Motherhood as an act of revolution

What is revolutionary?



I've been thinking about my personal definition of revolutionary. I've found some meaning for it in my life. For a long time I felt kinda sorry for myself, burdened and helpless as a mother. A lot of these feelings stemmed from the idea that I was a single parent. Alone, just making end meet. And, I say idea that I was a single parent because even though I was raising my children outside of a hetero-normative relationship and without their father, I was not the only person helping parent my kids. I, of course, didn't realize this at the time.


My cultural identity stems from Indigenous and African roots where the importance of family has been essential, how family has been defined has fluctuated with the needs of people who have been systemically oppressed and historically abused. Or so, I've learned. My mother and father, my brothers and sisters, cousins, friends, neighbors, co-workers, and femtors have all taken a part in molding my children's lives. In the same way that my parents, their brothers and sisters, cousins, aunts, friends, neighbors etc took part in molding mine. Even though the main responsibility always lies with me I know they got my back. I became aware of this at a time where I made a decision that went against the way I was brought up. I decided I didn't want to be responsible for having another child as a single parent, my family was outraged that I was considering options. Even the thought of considering an alternative made them sad, angry even. I was really angry too. It was my body. It was gonna be my responsibility to raise another kid alone, for the rest of MY life.

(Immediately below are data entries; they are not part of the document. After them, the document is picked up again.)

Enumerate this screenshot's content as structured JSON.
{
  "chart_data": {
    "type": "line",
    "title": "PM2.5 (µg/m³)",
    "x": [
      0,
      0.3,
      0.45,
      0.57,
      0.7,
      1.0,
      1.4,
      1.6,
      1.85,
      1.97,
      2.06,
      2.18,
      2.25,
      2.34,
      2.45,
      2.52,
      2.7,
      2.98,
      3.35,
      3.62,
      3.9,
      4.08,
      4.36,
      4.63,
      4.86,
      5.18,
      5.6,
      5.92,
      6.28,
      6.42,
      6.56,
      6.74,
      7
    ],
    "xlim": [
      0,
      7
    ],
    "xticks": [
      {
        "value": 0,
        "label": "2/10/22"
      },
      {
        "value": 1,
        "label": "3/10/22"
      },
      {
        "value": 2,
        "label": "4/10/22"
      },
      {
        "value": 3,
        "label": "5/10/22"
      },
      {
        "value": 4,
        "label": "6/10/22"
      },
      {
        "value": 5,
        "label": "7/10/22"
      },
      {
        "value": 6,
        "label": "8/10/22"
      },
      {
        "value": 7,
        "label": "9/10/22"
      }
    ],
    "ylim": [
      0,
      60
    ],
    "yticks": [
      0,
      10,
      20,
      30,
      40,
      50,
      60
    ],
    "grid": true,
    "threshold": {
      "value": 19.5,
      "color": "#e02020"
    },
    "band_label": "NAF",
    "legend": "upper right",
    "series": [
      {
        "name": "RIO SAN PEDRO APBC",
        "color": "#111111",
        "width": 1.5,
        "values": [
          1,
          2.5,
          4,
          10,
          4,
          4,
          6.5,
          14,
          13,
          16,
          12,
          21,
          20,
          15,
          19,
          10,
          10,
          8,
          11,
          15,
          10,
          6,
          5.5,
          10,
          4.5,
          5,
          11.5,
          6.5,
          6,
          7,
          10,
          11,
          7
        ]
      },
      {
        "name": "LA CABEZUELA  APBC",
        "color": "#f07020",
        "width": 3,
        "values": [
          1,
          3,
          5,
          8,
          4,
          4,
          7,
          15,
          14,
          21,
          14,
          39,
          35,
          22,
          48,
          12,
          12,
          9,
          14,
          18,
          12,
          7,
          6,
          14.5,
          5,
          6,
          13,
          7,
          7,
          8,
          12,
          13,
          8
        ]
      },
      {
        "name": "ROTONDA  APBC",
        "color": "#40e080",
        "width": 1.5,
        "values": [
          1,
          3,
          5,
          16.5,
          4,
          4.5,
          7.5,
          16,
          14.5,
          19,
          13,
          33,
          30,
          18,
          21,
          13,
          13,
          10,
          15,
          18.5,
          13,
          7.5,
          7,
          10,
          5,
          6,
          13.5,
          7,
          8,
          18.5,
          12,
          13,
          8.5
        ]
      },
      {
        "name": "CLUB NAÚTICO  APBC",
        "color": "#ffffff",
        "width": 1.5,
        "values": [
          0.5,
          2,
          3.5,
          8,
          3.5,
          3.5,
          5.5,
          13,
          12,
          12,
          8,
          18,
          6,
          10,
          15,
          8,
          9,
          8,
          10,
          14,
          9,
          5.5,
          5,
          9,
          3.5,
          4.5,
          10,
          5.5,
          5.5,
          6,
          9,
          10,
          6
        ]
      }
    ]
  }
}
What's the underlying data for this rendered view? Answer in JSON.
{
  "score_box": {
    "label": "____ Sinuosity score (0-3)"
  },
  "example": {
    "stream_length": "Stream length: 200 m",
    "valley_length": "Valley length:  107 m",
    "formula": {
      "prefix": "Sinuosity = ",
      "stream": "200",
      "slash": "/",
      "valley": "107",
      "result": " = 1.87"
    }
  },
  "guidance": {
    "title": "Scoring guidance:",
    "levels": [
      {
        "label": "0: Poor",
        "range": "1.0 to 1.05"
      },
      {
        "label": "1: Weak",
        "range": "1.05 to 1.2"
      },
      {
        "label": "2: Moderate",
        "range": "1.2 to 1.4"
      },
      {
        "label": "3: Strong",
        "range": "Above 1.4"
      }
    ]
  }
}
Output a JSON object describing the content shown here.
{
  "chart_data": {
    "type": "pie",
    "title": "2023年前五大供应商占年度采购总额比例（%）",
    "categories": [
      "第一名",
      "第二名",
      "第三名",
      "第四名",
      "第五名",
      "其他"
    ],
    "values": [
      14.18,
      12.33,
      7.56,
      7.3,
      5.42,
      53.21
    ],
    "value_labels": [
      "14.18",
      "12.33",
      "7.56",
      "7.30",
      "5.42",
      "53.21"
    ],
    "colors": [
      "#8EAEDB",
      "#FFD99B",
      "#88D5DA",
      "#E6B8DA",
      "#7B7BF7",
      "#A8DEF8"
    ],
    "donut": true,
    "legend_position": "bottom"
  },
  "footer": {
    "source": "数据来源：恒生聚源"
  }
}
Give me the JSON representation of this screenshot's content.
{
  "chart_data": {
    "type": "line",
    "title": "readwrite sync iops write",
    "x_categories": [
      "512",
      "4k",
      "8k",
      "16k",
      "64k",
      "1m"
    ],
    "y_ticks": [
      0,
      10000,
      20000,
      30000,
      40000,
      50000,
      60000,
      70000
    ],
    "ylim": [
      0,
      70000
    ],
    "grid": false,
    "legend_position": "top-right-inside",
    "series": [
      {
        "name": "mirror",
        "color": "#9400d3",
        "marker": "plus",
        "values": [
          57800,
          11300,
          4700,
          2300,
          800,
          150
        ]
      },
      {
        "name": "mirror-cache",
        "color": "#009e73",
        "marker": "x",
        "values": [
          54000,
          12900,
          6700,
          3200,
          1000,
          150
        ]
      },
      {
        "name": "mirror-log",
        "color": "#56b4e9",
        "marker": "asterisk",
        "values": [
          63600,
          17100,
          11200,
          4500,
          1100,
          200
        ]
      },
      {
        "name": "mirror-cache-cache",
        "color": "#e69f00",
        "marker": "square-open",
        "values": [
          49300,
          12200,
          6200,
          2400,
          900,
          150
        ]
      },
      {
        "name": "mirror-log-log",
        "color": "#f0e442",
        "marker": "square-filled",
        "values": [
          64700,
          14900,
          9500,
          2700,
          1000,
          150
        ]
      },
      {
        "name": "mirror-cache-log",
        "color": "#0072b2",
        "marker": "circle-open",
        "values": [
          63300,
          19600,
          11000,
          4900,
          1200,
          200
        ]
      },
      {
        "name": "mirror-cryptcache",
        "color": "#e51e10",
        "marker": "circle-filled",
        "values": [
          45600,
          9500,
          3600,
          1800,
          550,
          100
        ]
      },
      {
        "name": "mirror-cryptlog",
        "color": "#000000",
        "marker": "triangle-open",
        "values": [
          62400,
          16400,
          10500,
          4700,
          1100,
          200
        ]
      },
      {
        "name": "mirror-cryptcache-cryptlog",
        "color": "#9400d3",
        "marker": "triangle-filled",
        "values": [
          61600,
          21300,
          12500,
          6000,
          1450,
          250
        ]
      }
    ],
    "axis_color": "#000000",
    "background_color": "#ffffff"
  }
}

I cut everyone off for months, until two weeks before my son was born. I didn't speak to anyone. I literally would go to work, come home, go to school, sleep, take my other two kids to the park and ignore everyone's calls, texts, emails, etc. I had one friend, and one sister who supported me all the way through even when I pushed them away. 



Reflecting on the past, I've always loved reading and learning. A while ago, I was catching up on history. History that isn't often taught in school. I started looking for historical information about mothers of color in the US. The word eugenics kept popping up, in some cases linked to Planned Parenthood's sterilization of women of color. Contraceptives being tested for white women but on brown and black women bodies. It made a case for the reasons my mother and other women her age feared contraceptives. They literally were death givers to many women that looked and lived like me. 

I began finding documents retelling the disparity in removal and placement of children of color from their parents. Anti-immigrant laws that contribute to this disparity as evidence of that. During my hard pregnancy, my own experience with the huge effort that companies and religious organizations make to place children with white, rich parents looking to adopt made me shift my ideas so much. 
Guess it was a confirmation. 


I realized the power in my ability to bring children of color to this world in my own way, on my own terms and when I wanted. 


I suddenly felt that one of my most revolutionary actions as a cis-gendered woman of color, with the ability to carry a child to term, was not only to give life as a woman of color, but once I'd made that choice, to be proud of my creation and to be innately aware of the circumstances of my own existense. To be respectful, and aware that I my body had created a new life. Most importantly, to ensure that this new life was raised to understand the power of their words, the value of their lives and the beauty of their existense. 


So going back to the definition of revolutionary, I found several official definitions: of, relating to, or constituting a revolution; tending to or promoting revolution; constituting or bringing about a major or fundamental change. 

As a woman of color having children gave me the power to do these things directly. I have the power to shed things that hurt me when I was growing up. At the same time, I have been able to pass down and decolonize what made me strong. I can teach my children to love, respect and appreciate those around them while also infusing in them confidence in their knowledge and struggles. They can be nurtured to understand their spiritual potential and bring about change, to be the change they want in the world. To put words into action, because they won't have to unlearn and relearn if we begin deconstructing today.


This revolution I felt stemmed from a love so deep it doesn't just give life, it nourishes it. It doesn't just throw out seeds. 

It prepares the earth, waters it, adds compost, pulls weeds, lets seedlings thrive in the hard sun and ensures their fruit doesn't go to waste. 


A movement based on love cannot be stopped because it grows naturally. A movement based on revolutionary love, acknowledges that nature but also prepares for the unexpected violence that nature also brings. In adversity, revolutionary love flourishes, and overcomes difficulties. Even when mistakes are made it heals wounds and infuses new power through progressive transformation, because it learns from those mistakes. A revolution based on love will cause radical and fundamental change.


So today I felt like saying, I stand in solidarity with the women of the past who saw this vision and provided paths of choice and knowledge, understanding and genuine cariño that have led me to be where I am today. If there is one thing I can say I will leave this world, that will be the love I have for my children and what I've done stemming from it.


Comments

Jodi said…
This is a cool post, definitely puts a different perspective on motherhood. Such sweet pictures too.
Queen Bee said…
Wow! so inspiring!! xo
Kade said…
This showed up on my FB feed, I think we were fb friends way back..I'm glad it showed up as a man I'm blessed to have read this as revolutionary I'm better armed by reading it, and as a father I'm humbled to have read this.